А вечером возвращается муж и смотрит в это самое лицо злыми шалыми глазами. Жесткими, тяжелыми и больными. И по этим глазам я понимаю, как мы с ним похожи, что оба загнаны в один и тот же тупик, в один угол, настолько темный, что увидеть в нем другу друга, нащупать руками никак не получается. И хочется прямо тут, возле двери, броситься ему на грудь, уткнуться горячими слезами в холодную дубленку и склеить понимающим теплым молчанием разбитые наши души.

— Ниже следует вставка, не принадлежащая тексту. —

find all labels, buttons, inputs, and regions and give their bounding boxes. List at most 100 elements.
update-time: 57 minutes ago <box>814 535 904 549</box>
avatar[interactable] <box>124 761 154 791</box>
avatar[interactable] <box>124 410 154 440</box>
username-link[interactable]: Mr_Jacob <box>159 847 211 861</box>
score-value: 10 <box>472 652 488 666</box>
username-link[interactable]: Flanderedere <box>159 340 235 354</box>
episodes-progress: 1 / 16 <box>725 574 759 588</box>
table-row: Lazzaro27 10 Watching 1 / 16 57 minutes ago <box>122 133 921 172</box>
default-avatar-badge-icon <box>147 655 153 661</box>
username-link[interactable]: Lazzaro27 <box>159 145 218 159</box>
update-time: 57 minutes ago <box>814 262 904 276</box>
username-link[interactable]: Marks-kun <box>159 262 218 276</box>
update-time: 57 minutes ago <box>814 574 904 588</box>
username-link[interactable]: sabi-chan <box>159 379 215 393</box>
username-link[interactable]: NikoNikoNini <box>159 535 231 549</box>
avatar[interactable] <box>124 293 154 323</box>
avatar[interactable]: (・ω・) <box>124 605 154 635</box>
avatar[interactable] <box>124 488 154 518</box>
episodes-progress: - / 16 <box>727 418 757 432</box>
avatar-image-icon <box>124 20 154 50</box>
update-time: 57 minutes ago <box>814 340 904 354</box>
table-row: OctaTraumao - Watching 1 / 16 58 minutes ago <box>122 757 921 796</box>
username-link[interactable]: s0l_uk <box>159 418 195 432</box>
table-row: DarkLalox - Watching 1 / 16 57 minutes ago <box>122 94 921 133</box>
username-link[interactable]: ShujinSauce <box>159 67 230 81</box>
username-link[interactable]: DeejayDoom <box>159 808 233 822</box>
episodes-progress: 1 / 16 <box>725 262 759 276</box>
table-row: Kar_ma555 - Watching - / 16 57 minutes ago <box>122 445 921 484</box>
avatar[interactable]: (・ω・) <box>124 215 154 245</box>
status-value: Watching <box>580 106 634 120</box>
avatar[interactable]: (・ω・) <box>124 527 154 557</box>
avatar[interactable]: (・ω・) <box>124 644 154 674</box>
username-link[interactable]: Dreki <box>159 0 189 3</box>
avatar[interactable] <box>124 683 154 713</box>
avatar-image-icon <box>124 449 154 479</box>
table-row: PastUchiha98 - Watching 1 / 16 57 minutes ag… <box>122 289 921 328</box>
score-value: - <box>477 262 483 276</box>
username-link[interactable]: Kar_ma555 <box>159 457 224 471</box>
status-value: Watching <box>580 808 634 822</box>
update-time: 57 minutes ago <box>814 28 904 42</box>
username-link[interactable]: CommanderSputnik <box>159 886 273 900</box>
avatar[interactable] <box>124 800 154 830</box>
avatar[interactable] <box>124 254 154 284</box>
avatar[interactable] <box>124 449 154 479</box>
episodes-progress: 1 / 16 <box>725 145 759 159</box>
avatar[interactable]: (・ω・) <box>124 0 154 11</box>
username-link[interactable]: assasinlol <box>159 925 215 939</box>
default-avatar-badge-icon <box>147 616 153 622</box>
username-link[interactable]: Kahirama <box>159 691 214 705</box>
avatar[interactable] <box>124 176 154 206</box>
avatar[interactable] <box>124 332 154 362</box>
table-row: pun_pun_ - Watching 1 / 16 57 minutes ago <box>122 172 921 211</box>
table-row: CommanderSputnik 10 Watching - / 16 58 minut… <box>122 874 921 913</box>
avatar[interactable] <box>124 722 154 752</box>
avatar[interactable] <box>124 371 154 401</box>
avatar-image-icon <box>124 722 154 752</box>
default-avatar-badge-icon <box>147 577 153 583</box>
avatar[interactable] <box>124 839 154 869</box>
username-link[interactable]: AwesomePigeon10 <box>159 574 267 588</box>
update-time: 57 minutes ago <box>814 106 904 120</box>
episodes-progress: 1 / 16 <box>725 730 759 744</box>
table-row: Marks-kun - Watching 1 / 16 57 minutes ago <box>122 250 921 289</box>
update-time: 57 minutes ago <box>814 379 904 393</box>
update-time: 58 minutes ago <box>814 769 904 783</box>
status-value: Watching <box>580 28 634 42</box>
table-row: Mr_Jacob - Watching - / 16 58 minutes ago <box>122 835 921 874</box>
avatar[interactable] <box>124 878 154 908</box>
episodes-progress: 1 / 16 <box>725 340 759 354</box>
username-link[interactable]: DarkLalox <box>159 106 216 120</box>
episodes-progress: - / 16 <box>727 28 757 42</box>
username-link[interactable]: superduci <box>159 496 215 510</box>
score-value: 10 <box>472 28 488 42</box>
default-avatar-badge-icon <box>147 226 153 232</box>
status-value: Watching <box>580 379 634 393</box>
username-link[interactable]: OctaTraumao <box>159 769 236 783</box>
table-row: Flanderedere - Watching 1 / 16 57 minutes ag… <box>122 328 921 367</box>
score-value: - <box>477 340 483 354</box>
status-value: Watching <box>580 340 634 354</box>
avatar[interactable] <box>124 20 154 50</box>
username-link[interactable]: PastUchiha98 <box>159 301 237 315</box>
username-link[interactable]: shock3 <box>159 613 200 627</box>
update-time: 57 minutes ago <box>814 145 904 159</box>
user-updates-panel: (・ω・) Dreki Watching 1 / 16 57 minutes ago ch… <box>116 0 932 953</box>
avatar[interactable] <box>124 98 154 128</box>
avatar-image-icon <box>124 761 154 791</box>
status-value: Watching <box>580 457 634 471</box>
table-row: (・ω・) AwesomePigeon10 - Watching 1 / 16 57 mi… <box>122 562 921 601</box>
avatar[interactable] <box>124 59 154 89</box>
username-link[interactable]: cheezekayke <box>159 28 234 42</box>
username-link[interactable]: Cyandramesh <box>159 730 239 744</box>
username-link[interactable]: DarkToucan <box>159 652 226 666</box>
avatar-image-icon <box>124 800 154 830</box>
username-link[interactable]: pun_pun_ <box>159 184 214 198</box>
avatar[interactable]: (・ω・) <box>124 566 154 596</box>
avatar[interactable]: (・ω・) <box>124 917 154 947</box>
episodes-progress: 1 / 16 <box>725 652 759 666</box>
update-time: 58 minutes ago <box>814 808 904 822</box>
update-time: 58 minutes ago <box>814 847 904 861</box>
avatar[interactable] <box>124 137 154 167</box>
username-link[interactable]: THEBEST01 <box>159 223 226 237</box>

Но его злые глаза упираются в мое такое же злое лицо, и вырастает стена, ломать которую у меня не хватает ни сил, ни смелости. А через мгновение этой внутренней в нас боли что-то ломать становится уже поздно, потому что муж разворачивается и уходит в свою комнату. И щелчок дверного замка звучит в хохочущей тишине за спиной как выстрел в голову.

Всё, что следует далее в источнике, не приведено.